• The Good: A seminal work of gay counterculture fiction full of fascinating characters
  • The Bad: More interesting to analyze than to read for pleasure
  • The Literary: Omitted apostrophes in speech and stream of consciousness style

A young man escapes his small life in El Paso and travels to Times Square and beyond, searching for himself and exploring the world by hustling in the seedy neon-lit underworld of male prostitution. First published in 1963, City of Night became a national bestseller and ushered in a new era of LGBTQ fiction. I can see how this book was a breath of fresh air for the youths desperate for a dark and beautiful non-conformist way of life.

Written as a stream of consciousness in the style of an exposé, the narrator focuses less on his own journey and instead features a seemingly unending parade of characters, including his clients, other hustlers, and other members of the hustle community. There is plenty of sex and sexual peculiarities, but it’s not erotic. There’s also no sense of urgency or build up or movement throughout the novel. To enjoy this fully, you have to let go and immerse yourself in a place and time that seems like it only exists in the movies.

The characters are just so colorful—wild and free and tragic and desperate. My favorite are the drag queens, who have never fit into a society that hates them but only burn brighter because of it. At one point, during a Mardi Gras parade, the narrator asks one beautiful young drag queen why she’s smiling, and she responds, “because I am going to die.” There are also some specifically memorable characters, including the “mother” who wants to feed her tricks, the bed-ridden agent who collects pictures of his favorite “angels”, the aging fallen actor, and the frightened straight man exploring his sexuality while his wife and kid are at home.

Unfortunately, the character arc of the narrator is minimal. He’s an observer, and little impresses upon him. From the start, he maintains that he’s not gay, that one day he’ll quit hustling, settle down with a wife in the suburbs and have kids. He admits about halfway through the novel that he’s desperate to feel wanted, and he’s most satisfied when someone is willing to pay to be with him. There’s one chance for redemption at the end of the novel when one of his customers finds some vulnerability, and the narrator imagines that maybe he could receive and give love freely. But the moment passes, and our narrator moves on. This is unsatisfying for fiction but certainly purposefully done, as if the city of night is an unending self-perpetuating organism.
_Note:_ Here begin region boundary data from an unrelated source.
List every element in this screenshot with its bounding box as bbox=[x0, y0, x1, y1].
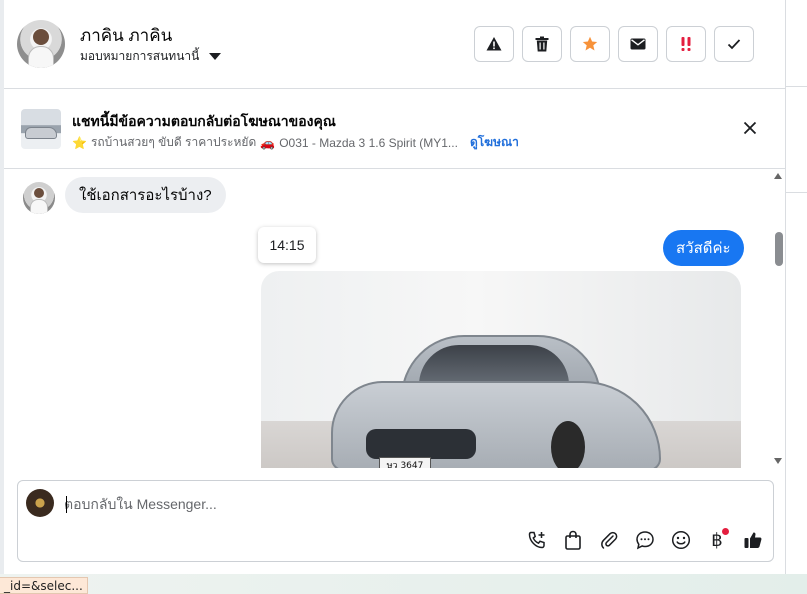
send-like-button[interactable] bbox=[741, 528, 765, 552]
paperclip-icon bbox=[601, 531, 618, 549]
star-emoji-icon: ⭐ bbox=[72, 135, 87, 150]
phone-add-icon bbox=[528, 531, 545, 549]
conversation-panel: ภาคิน ภาคิน มอบหมายการสนทนานี้ แชทนี้มีข… bbox=[4, 0, 786, 574]
assign-conversation-dropdown[interactable]: มอบหมายการสนทนานี้ bbox=[80, 47, 222, 66]
avatar-person-body bbox=[30, 199, 48, 214]
view-ad-link[interactable]: ดูโฆษณา bbox=[470, 133, 519, 152]
scrollbar-thumb[interactable] bbox=[775, 232, 783, 266]
car-photo-attachment[interactable]: ษว 3647 bbox=[261, 271, 741, 468]
chevron-down-icon bbox=[209, 53, 222, 60]
divider bbox=[786, 192, 807, 193]
star-button[interactable] bbox=[570, 26, 610, 62]
emoji-button[interactable] bbox=[669, 528, 693, 552]
star-icon bbox=[582, 36, 598, 51]
scroll-down-arrow-icon[interactable] bbox=[774, 458, 782, 464]
shopping-bag-icon bbox=[565, 530, 581, 550]
close-banner-button[interactable] bbox=[740, 118, 760, 138]
avatar-person-body bbox=[28, 46, 54, 68]
status-bar-url: _id=&selec... bbox=[0, 577, 88, 594]
mail-icon bbox=[630, 38, 646, 50]
page-avatar bbox=[26, 489, 54, 517]
mark-spam-button[interactable] bbox=[474, 26, 514, 62]
divider bbox=[786, 86, 807, 87]
message-thread[interactable]: ใช้เอกสารอะไรบ้าง? 14:15 สวัสดีค่ะ ษว 36… bbox=[4, 170, 786, 468]
text-cursor bbox=[66, 496, 67, 513]
payment-button[interactable]: ฿ bbox=[705, 528, 729, 552]
notification-dot bbox=[722, 528, 729, 535]
ad-thumbnail[interactable] bbox=[21, 109, 61, 149]
warning-icon bbox=[486, 37, 502, 51]
baht-currency-icon: ฿ bbox=[711, 529, 723, 551]
attach-file-button[interactable] bbox=[597, 528, 621, 552]
avatar-person-head bbox=[33, 29, 49, 45]
ad-banner-title: แชทนี้มีข้อความตอบกลับต่อโฆษณาของคุณ bbox=[72, 113, 336, 129]
ad-banner-subtitle: ⭐ รถบ้านสวยๆ ขับดี ราคาประหยัด 🚗 O031 - … bbox=[72, 133, 519, 152]
mark-done-button[interactable] bbox=[714, 26, 754, 62]
car-thumbnail-shape bbox=[25, 127, 57, 139]
avatar-person-head bbox=[34, 188, 44, 198]
assign-label: มอบหมายการสนทนานี้ bbox=[80, 49, 200, 63]
sender-avatar[interactable] bbox=[23, 182, 55, 214]
trash-icon bbox=[535, 36, 549, 52]
incoming-message-bubble[interactable]: ใช้เอกสารอะไรบ้าง? bbox=[65, 177, 226, 213]
scroll-up-arrow-icon[interactable] bbox=[774, 173, 782, 179]
follow-up-button[interactable] bbox=[666, 26, 706, 62]
shop-button[interactable] bbox=[561, 528, 585, 552]
page-background-strip bbox=[0, 574, 807, 594]
reply-input[interactable] bbox=[64, 493, 754, 515]
thumbs-up-icon bbox=[744, 532, 762, 548]
call-button[interactable] bbox=[525, 528, 549, 552]
photo-car-grille bbox=[366, 429, 476, 459]
mark-unread-button[interactable] bbox=[618, 26, 658, 62]
delete-button[interactable] bbox=[522, 26, 562, 62]
outgoing-message-bubble[interactable]: สวัสดีค่ะ bbox=[663, 230, 744, 266]
timestamp-tooltip: 14:15 bbox=[258, 227, 316, 263]
smiley-icon bbox=[671, 530, 691, 550]
car-emoji-icon: 🚗 bbox=[260, 135, 276, 150]
close-icon bbox=[743, 121, 757, 135]
saved-replies-button[interactable] bbox=[633, 528, 657, 552]
ad-code-text: O031 - Mazda 3 1.6 Spirit (MY1... bbox=[279, 135, 458, 150]
ad-headline-text: รถบ้านสวยๆ ขับดี ราคาประหยัด bbox=[90, 135, 257, 149]
follow-up-icon bbox=[681, 37, 691, 51]
adjacent-panel-edge bbox=[786, 0, 807, 574]
reply-composer: ฿ bbox=[17, 480, 774, 562]
check-icon bbox=[727, 39, 741, 50]
conversation-header: ภาคิน ภาคิน มอบหมายการสนทนานี้ bbox=[4, 0, 786, 89]
contact-avatar[interactable] bbox=[17, 20, 65, 68]
chat-bubble-icon bbox=[636, 531, 654, 550]
photo-license-plate: ษว 3647 bbox=[379, 457, 431, 468]
contact-name[interactable]: ภาคิน ภาคิน bbox=[80, 22, 172, 49]
photo-car-wheel bbox=[551, 421, 585, 468]
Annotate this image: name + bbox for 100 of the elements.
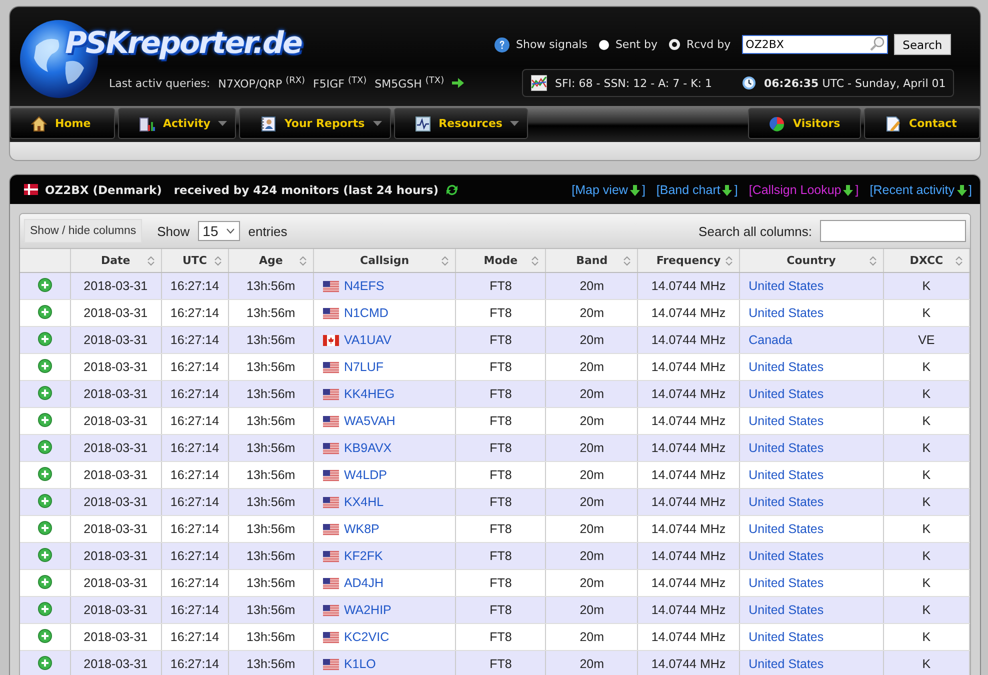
callsign-link[interactable]: KK4HEG [344,387,395,401]
country-link[interactable]: United States [748,630,824,644]
column-header[interactable]: Mode [456,249,546,272]
nav-tab[interactable]: Visitors [748,108,861,139]
expand-icon[interactable] [38,278,52,292]
column-header[interactable]: Age [228,249,314,272]
down-arrow-icon[interactable] [630,184,640,196]
show-signals-label: Show signals [516,38,588,51]
radio-label: Rcvd by [686,38,731,51]
expand-icon[interactable] [38,574,52,588]
callsign-link[interactable]: KX4HL [344,495,384,509]
down-arrow-icon[interactable] [722,184,732,196]
sort-icon[interactable] [724,256,733,266]
table-cell: 14.0744 MHz [638,542,740,570]
expand-icon[interactable] [38,602,52,616]
expand-icon[interactable] [38,548,52,562]
table-cell: 20m [546,326,638,354]
country-link[interactable]: United States [748,576,824,590]
table-cell: FT8 [456,596,546,624]
search-field[interactable]: OZ2BX [742,35,888,54]
callsign-link[interactable]: KC2VIC [344,630,390,644]
country-link[interactable]: United States [748,306,824,320]
column-header[interactable]: Callsign [313,249,456,272]
callsign-link[interactable]: KF2FK [344,549,383,563]
nav-tab[interactable]: Contact [864,108,980,139]
expand-icon[interactable] [38,386,52,400]
us-flag-icon [322,496,339,508]
table-cell: 16:27:14 [161,434,228,462]
sort-icon[interactable] [146,256,155,266]
expand-icon[interactable] [38,628,52,642]
expand-icon[interactable] [38,304,52,318]
search-icon[interactable] [868,36,885,52]
clock-text: 06:26:35 UTC - Sunday, April 01 [764,76,946,90]
right-arrow-icon[interactable] [452,78,464,88]
callsign-link[interactable]: KB9AVX [344,441,392,455]
sort-icon[interactable] [623,256,632,266]
callsign-link[interactable]: WK8P [344,522,380,536]
country-link[interactable]: United States [748,468,824,482]
expand-icon[interactable] [38,656,52,670]
nav-tab[interactable]: Resources [394,108,528,139]
table-cell: FT8 [456,272,546,300]
sort-icon[interactable] [214,256,222,266]
sort-icon[interactable] [531,256,540,266]
expand-icon[interactable] [38,466,52,480]
column-header[interactable]: Band [546,249,638,272]
table-search-field[interactable] [820,220,966,242]
callsign-link[interactable]: N7LUF [344,360,384,374]
query-link[interactable]: SM5GSH $^{(TX)}$ [374,76,444,91]
sort-icon[interactable] [955,256,963,266]
chart-icon[interactable] [531,75,547,91]
table-cell: K [883,380,970,408]
down-arrow-icon[interactable] [956,184,967,196]
columns-button[interactable]: Show / hide columns [24,219,142,243]
panel-link[interactable]: [Map view ] [572,182,646,196]
callsign-link[interactable]: VA1UAV [344,333,392,347]
table-cell: 13h:56m [228,272,314,300]
denmark-flag-icon [24,184,38,195]
help-icon[interactable] [494,36,510,52]
page-size-select[interactable]: 15 [198,221,240,241]
column-header[interactable]: Date [70,249,162,272]
nav-tab[interactable]: Home [10,108,115,139]
refresh-icon[interactable] [445,182,460,196]
country-link[interactable]: United States [748,414,824,428]
expand-icon[interactable] [38,520,52,534]
column-header[interactable]: DXCC [883,249,970,272]
radio-button[interactable] [599,40,610,50]
column-header[interactable]: Frequency [638,249,740,272]
panel-link[interactable]: [Callsign Lookup ] [748,182,859,196]
callsign-link[interactable]: N4EFS [344,279,384,293]
country-link[interactable]: Canada [748,333,792,347]
nav-tab[interactable]: Activity [118,108,236,139]
column-header[interactable]: Country [739,249,884,272]
expand-icon[interactable] [38,494,52,508]
search-button[interactable]: Search [894,34,952,55]
sort-icon[interactable] [441,256,450,266]
radio-label: Sent by [615,38,658,51]
expand-icon[interactable] [38,412,52,426]
panel-link[interactable]: [Band chart ] [656,182,738,196]
sort-icon[interactable] [298,256,307,266]
down-arrow-icon[interactable] [843,184,854,196]
table-cell: K [883,272,970,300]
callsign-link[interactable]: WA5VAH [344,414,396,428]
callsign-link[interactable]: W4LDP [344,468,388,482]
callsign-link[interactable]: K1LO [344,657,376,671]
callsign-link[interactable]: WA2HIP [344,603,392,617]
nav-tab[interactable]: Your Reports [239,108,391,139]
expand-icon[interactable] [38,440,52,454]
sort-icon[interactable] [868,256,877,266]
callsign-link[interactable]: N1CMD [344,306,388,320]
country-link[interactable]: United States [748,522,824,536]
column-header[interactable]: UTC [161,249,228,272]
query-link[interactable]: F5IGF $^{(TX)}$ [313,76,367,91]
expand-icon[interactable] [38,358,52,372]
country-link[interactable]: United States [748,360,824,374]
expand-icon[interactable] [38,332,52,346]
radio-button[interactable] [669,39,680,50]
callsign-link[interactable]: AD4JH [344,576,384,590]
table-cell: 13h:56m [228,650,314,675]
query-link[interactable]: N7XOP/QRP $^{(RX)}$ [218,76,306,91]
panel-link[interactable]: [Recent activity ] [870,182,972,196]
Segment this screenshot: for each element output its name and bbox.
The book doesn’t feel like fiction for several reasons, one of which is that it’s also rooted in reality. Our protagonist manages to escape the Cooper Donuts Riot in 1959 in LA, during which the LAPD harassed and arrested a number of gays, transgender people, and drag queens who loitered there. This only adds to the feeling that we’re exploring the seedy underbelly of a city at night, a thrilling forbidden fruit that’s at once sexy and frightening. It’s also fascinating to get a glimpse of the urban gay scene before the Stonewall Riots of 1969 or the HIV/AIDS crisis of the 1980s.

Compared to the out and proud LGBTQ culture of today, this book seems, not quite tame, but certainly not as radical. It’s a fascinating portrait of the alienated gay culture of the 1960s, as the beatniks gave way to the hippies, but this is darker than both of those movements. I can see why James Baldwin called Rechy, “the most arresting young writer I’ve read in a very long time. His tone rings absolutely true, is absolutely his own.” This book could easily be categorized along with Jack Kerouac and William S. Burroughs, as Americana from a gay perspective. But I also see in this the striking combination of outcasts a sense of desperation and search for truth and beauty similar to the Bohemian movement in Paris in the late nineteenth century. I find myself wanting to revisit the work of Toulouse-Lautrec as I read this.

If you’re looking for an unpolished antidote to The Brady Bunch or Mad Men era, ripe with exciting counterculture, or want to explore the formative gay literature, then this is for you!